There's a story I want to tell at Bar Church this week so I went looking for it.
We don't preach at Bar Church. There's far too much preaching in the world already! Do this ... don't do that ... most preaching today is a bad sign. So we stay away from it. We do tell stories though and I have a particular one in mind for this Sunday.
Confidently I stroll to the book shelve and retrieve a book full of stories I'd written over two decades ago. Flipping through it, the story isn't there!
Lots of other stories are ... people, places and experiences I've completely forgotten so I linger reintroducing myself to episodes once significant enough for me to include in a book.
But the story I want isn't there.
I grab the book after that one and flip through it, repeating the experience, reintroducing myself to people and things long forgotten and not finding the story I'm want.
Perplexed, I stare out of the window, recalling writing the story ... "At 5:30 on a Sunday afternoon, after being away all weekend, the phone won't stop ringing when all I want to do is rest, so I angrily answer," is how it starts.
I remember writing that.
"It must have been for a Newsletter," I tell myself. For two and a half decades, I wrote stories each month for Union Mission's Newsletter to raise money. A return envelope was included in the 8 page epistle and several thousand dollars came back to us inside.

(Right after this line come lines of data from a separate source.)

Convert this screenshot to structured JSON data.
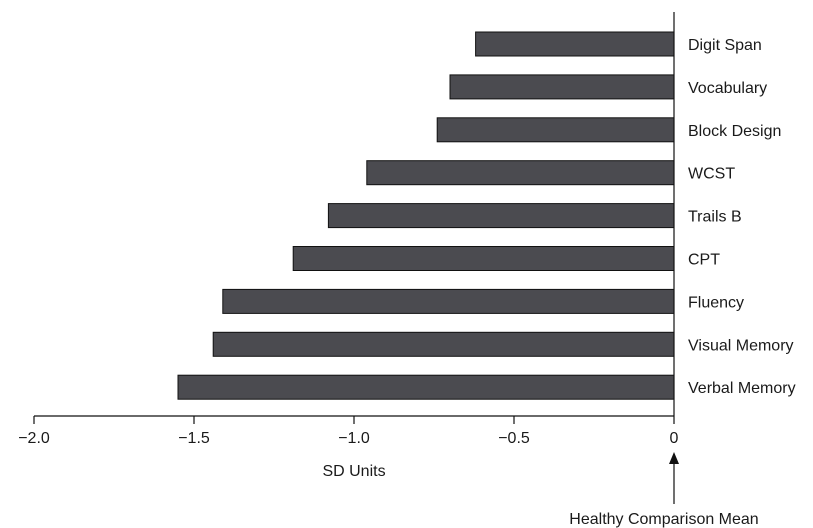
{
  "chart_data": {
    "type": "bar",
    "orientation": "horizontal",
    "categories": [
      "Digit Span",
      "Vocabulary",
      "Block Design",
      "WCST",
      "Trails B",
      "CPT",
      "Fluency",
      "Visual Memory",
      "Verbal Memory"
    ],
    "values": [
      -0.62,
      -0.7,
      -0.74,
      -0.96,
      -1.08,
      -1.19,
      -1.41,
      -1.44,
      -1.55
    ],
    "xlabel": "SD Units",
    "xlim": [
      -2.0,
      0
    ],
    "xticks": [
      -2.0,
      -1.5,
      -1.0,
      -0.5,
      0
    ],
    "xtick_labels": [
      "−2.0",
      "−1.5",
      "−1.0",
      "−0.5",
      "0"
    ],
    "reference_label": "Healthy Comparison Mean",
    "grid": false,
    "bar_color": "#4b4b50"
  }
}
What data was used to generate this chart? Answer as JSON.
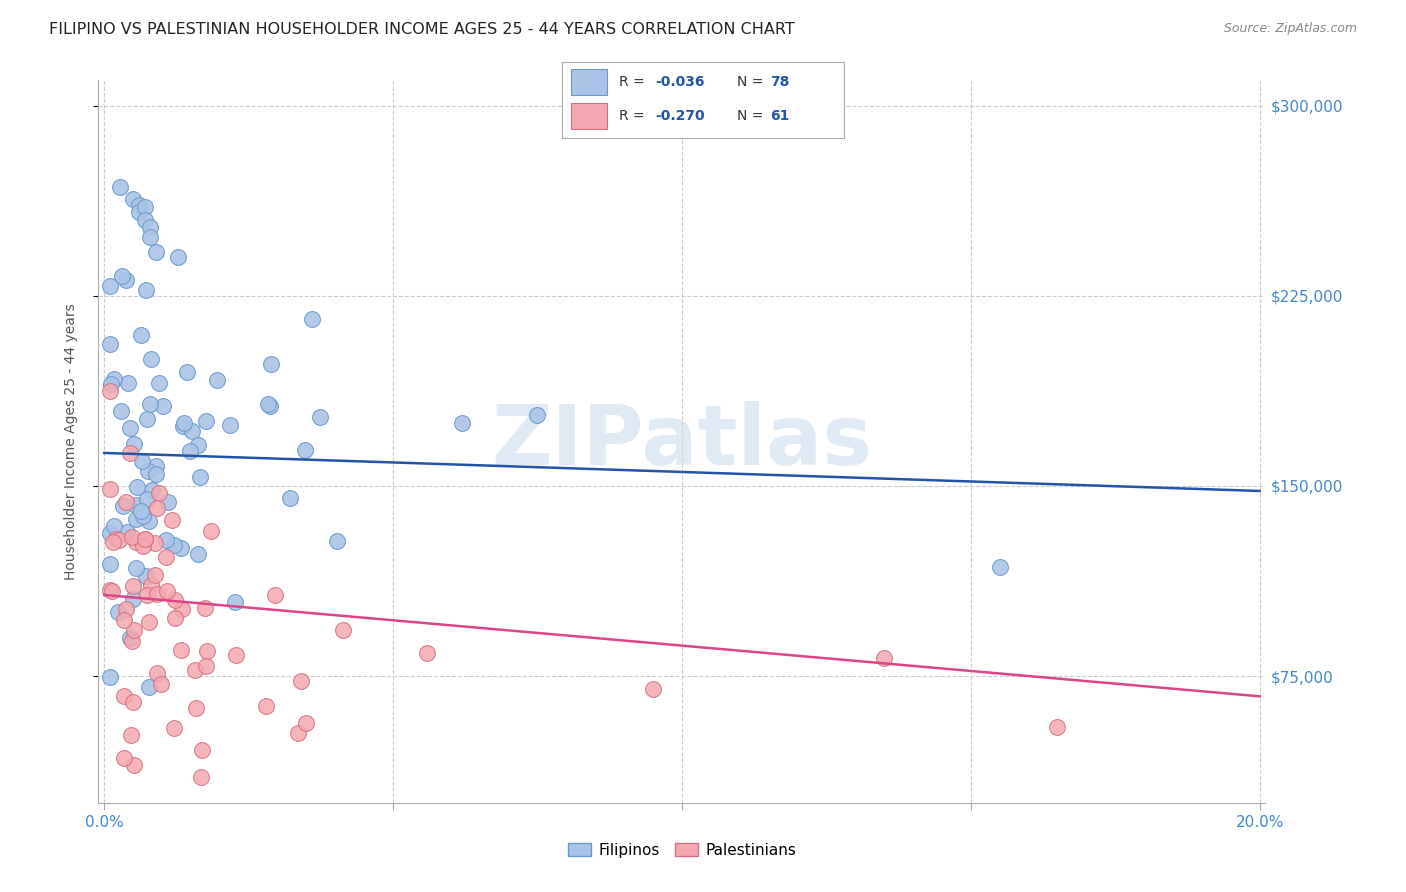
{
  "title": "FILIPINO VS PALESTINIAN HOUSEHOLDER INCOME AGES 25 - 44 YEARS CORRELATION CHART",
  "source": "Source: ZipAtlas.com",
  "ylabel": "Householder Income Ages 25 - 44 years",
  "xlim": [
    0.0,
    0.2
  ],
  "ylim": [
    25000,
    310000
  ],
  "x_ticks": [
    0.0,
    0.05,
    0.1,
    0.15,
    0.2
  ],
  "x_tick_labels": [
    "0.0%",
    "",
    "",
    "",
    "20.0%"
  ],
  "y_ticks": [
    75000,
    150000,
    225000,
    300000
  ],
  "right_y_labels": [
    "$75,000",
    "$150,000",
    "$225,000",
    "$300,000"
  ],
  "filipino_color_face": "#aac4e8",
  "filipino_color_edge": "#6699cc",
  "palestinian_color_face": "#f4a8b0",
  "palestinian_color_edge": "#d07080",
  "trend_filipino_color": "#2255aa",
  "trend_palestinian_color": "#dd4488",
  "legend_text_color": "#333333",
  "legend_value_color": "#2255aa",
  "right_label_color": "#4488cc",
  "watermark": "ZIPatlas",
  "watermark_color": "#ccddef",
  "grid_color": "#cccccc",
  "title_color": "#222222",
  "source_color": "#888888",
  "fil_trend_y0": 163000,
  "fil_trend_y1": 148000,
  "pal_trend_y0": 107000,
  "pal_trend_y1": 67000,
  "filipinos_label": "Filipinos",
  "palestinians_label": "Palestinians",
  "legend_R_fil": "R = -0.036",
  "legend_N_fil": "N = 78",
  "legend_R_pal": "R = -0.270",
  "legend_N_pal": "N = 61"
}
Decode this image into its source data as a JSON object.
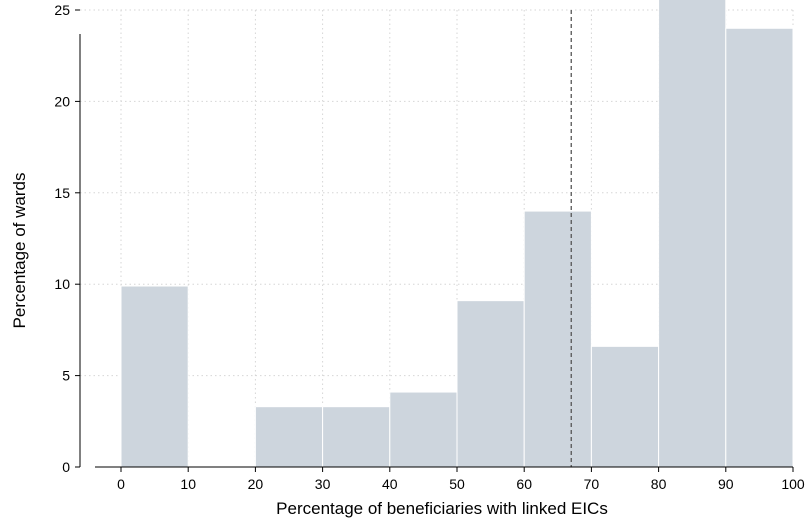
{
  "chart_data": {
    "type": "bar",
    "subtype": "histogram",
    "xlabel": "Percentage of beneficiaries with linked EICs",
    "ylabel": "Percentage of wards",
    "xlim": [
      0,
      100
    ],
    "ylim": [
      0,
      25
    ],
    "x_ticks": [
      "0",
      "10",
      "20",
      "30",
      "40",
      "50",
      "60",
      "70",
      "80",
      "90",
      "100"
    ],
    "y_ticks": [
      "0",
      "5",
      "10",
      "15",
      "20",
      "25"
    ],
    "bins": [
      {
        "start": 0,
        "end": 10,
        "value": 9.9
      },
      {
        "start": 10,
        "end": 20,
        "value": 0
      },
      {
        "start": 20,
        "end": 30,
        "value": 3.3
      },
      {
        "start": 30,
        "end": 40,
        "value": 3.3
      },
      {
        "start": 40,
        "end": 50,
        "value": 4.1
      },
      {
        "start": 50,
        "end": 60,
        "value": 9.1
      },
      {
        "start": 60,
        "end": 70,
        "value": 14.0
      },
      {
        "start": 70,
        "end": 80,
        "value": 6.6
      },
      {
        "start": 80,
        "end": 90,
        "value": 25.6
      },
      {
        "start": 90,
        "end": 100,
        "value": 24.0
      }
    ],
    "reference_line": {
      "x": 67,
      "style": "dashed"
    },
    "grid": true,
    "colors": {
      "bar": "#cdd5dd",
      "bar_edge": "#ffffff",
      "grid": "#d6d6d6",
      "reference": "#555555"
    }
  }
}
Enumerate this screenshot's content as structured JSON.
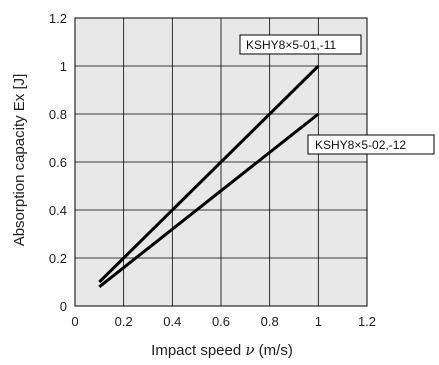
{
  "chart_data": {
    "type": "line",
    "xlabel_prefix": "Impact speed ",
    "xlabel_var": "ν",
    "xlabel_suffix": " (m/s)",
    "ylabel": "Absorption capacity Ex [J]",
    "xlim": [
      0,
      1.2
    ],
    "ylim": [
      0,
      1.2
    ],
    "x_ticks": [
      "0",
      "0.2",
      "0.4",
      "0.6",
      "0.8",
      "1",
      "1.2"
    ],
    "y_ticks": [
      "0",
      "0.2",
      "0.4",
      "0.6",
      "0.8",
      "1",
      "1.2"
    ],
    "grid": true,
    "background": "#e8e8e8",
    "line_color": "#000000",
    "series": [
      {
        "name": "KSHY8×5-01,-11",
        "x": [
          0.1,
          1.0
        ],
        "y": [
          0.1,
          1.0
        ]
      },
      {
        "name": "KSHY8×5-02,-12",
        "x": [
          0.1,
          1.0
        ],
        "y": [
          0.08,
          0.8
        ]
      }
    ]
  }
}
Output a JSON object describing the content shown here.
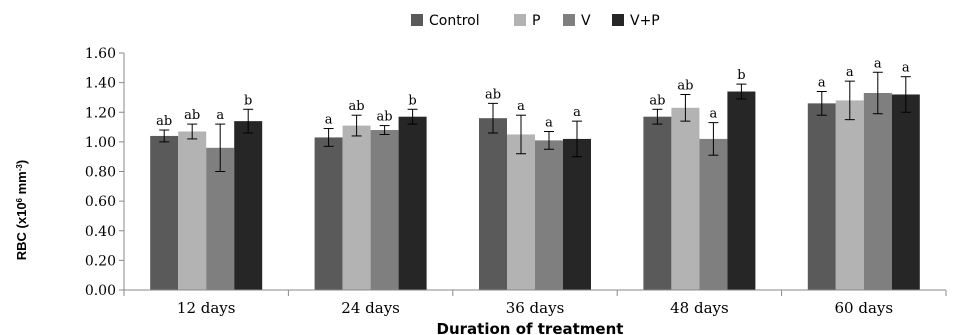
{
  "chart_data": {
    "type": "bar",
    "title": "",
    "xlabel": "Duration  of treatment",
    "ylabel": {
      "main": "RBC (x10",
      "sup": "6",
      "rest": " mm",
      "sup2": "-3",
      "end": ")"
    },
    "ylim": [
      0,
      1.6
    ],
    "yticks": [
      "0.00",
      "0.20",
      "0.40",
      "0.60",
      "0.80",
      "1.00",
      "1.20",
      "1.40",
      "1.60"
    ],
    "ytick_values": [
      0,
      0.2,
      0.4,
      0.6,
      0.8,
      1.0,
      1.2,
      1.4,
      1.6
    ],
    "categories": [
      "12 days",
      "24 days",
      "36 days",
      "48 days",
      "60 days"
    ],
    "legend_position": "top-center",
    "series": [
      {
        "name": "Control",
        "color": "#5a5a5a",
        "values": [
          1.04,
          1.03,
          1.16,
          1.17,
          1.26
        ],
        "errors": [
          0.04,
          0.06,
          0.1,
          0.05,
          0.08
        ],
        "labels": [
          "ab",
          "a",
          "ab",
          "ab",
          "a"
        ]
      },
      {
        "name": "P",
        "color": "#b3b3b3",
        "values": [
          1.07,
          1.11,
          1.05,
          1.23,
          1.28
        ],
        "errors": [
          0.05,
          0.07,
          0.13,
          0.09,
          0.13
        ],
        "labels": [
          "ab",
          "ab",
          "a",
          "ab",
          "a"
        ]
      },
      {
        "name": "V",
        "color": "#7f7f7f",
        "values": [
          0.96,
          1.08,
          1.01,
          1.02,
          1.33
        ],
        "errors": [
          0.16,
          0.03,
          0.06,
          0.11,
          0.14
        ],
        "labels": [
          "a",
          "ab",
          "a",
          "a",
          "a"
        ]
      },
      {
        "name": "V+P",
        "color": "#262626",
        "values": [
          1.14,
          1.17,
          1.02,
          1.34,
          1.32
        ],
        "errors": [
          0.08,
          0.05,
          0.12,
          0.05,
          0.12
        ],
        "labels": [
          "b",
          "b",
          "a",
          "b",
          "a"
        ]
      }
    ]
  }
}
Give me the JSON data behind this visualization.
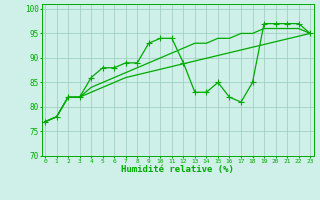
{
  "xlabel": "Humidité relative (%)",
  "x_ticks": [
    0,
    1,
    2,
    3,
    4,
    5,
    6,
    7,
    8,
    9,
    10,
    11,
    12,
    13,
    14,
    15,
    16,
    17,
    18,
    19,
    20,
    21,
    22,
    23
  ],
  "ylim": [
    70,
    101
  ],
  "xlim": [
    -0.3,
    23.3
  ],
  "yticks": [
    70,
    75,
    80,
    85,
    90,
    95,
    100
  ],
  "background_color": "#cef0e8",
  "grid_color": "#99ccbb",
  "line_color": "#00aa00",
  "line1_x": [
    0,
    1,
    2,
    3,
    4,
    5,
    6,
    7,
    8,
    9,
    10,
    11,
    12,
    13,
    14,
    15,
    16,
    17,
    18,
    19,
    20,
    21,
    22,
    23
  ],
  "line1_y": [
    77,
    78,
    82,
    82,
    86,
    88,
    88,
    89,
    89,
    93,
    94,
    94,
    89,
    83,
    83,
    85,
    82,
    81,
    85,
    97,
    97,
    97,
    97,
    95
  ],
  "line2_x": [
    0,
    1,
    2,
    3,
    4,
    5,
    6,
    7,
    8,
    9,
    10,
    11,
    12,
    13,
    14,
    15,
    16,
    17,
    18,
    19,
    20,
    21,
    22,
    23
  ],
  "line2_y": [
    77,
    78,
    82,
    82,
    84,
    85,
    86,
    87,
    88,
    89,
    90,
    91,
    92,
    93,
    93,
    94,
    94,
    95,
    95,
    96,
    96,
    96,
    96,
    95
  ],
  "line3_x": [
    0,
    1,
    2,
    3,
    4,
    5,
    6,
    7,
    23
  ],
  "line3_y": [
    77,
    78,
    82,
    82,
    83,
    84,
    85,
    86,
    95
  ]
}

I kept every Newsletter we ever published in black notebooks but I lost them in the divorce so Union Mission still has a boatload of MY STORIES.
Strolling to the Beloved Back deck to bask in the sunshine I fight to recall what's next.
"Rev. Elliott, Mr. Von Schramm has died and you need to make arrangements for the body," someone explains when I answer the phone.
"Who's Mr. Von Schramm?" I ask.
"You should know," a Hospital Social Worker says, "he's listed you as next of kin."
"I don't know anybody named Von Schramm," I snap and much to her dismay hang up.
Then in the middle of the night, perhaps because of a dream, I wake and sit up bolt right in bed and remember ...
That's how the story I can't find begins.
"Well," I say to myself, "I'm just going to have to conjure the rest back to life."
And I make myself remember.
It's funny. I've got boatloads of stories written in books and blogs but the one I want is a lost one, likely sitting in a dusty notebook I no longer own, if it hasn't been thrown out with the rest of the past.
I don't know why it popped into my head, thinking about Bar Church and how it's a good story, one that may be useful to others, had obviously been helpful to me and refuses to die ... even if I can't find it.
It brings itself back to life, appearing out of nowhere, demanding to be told ... to raise Mr. Von Schramm from the dead and now very much part of me again.
I'm not sure why yet.
Maybe I'll find out at Bar Church this week.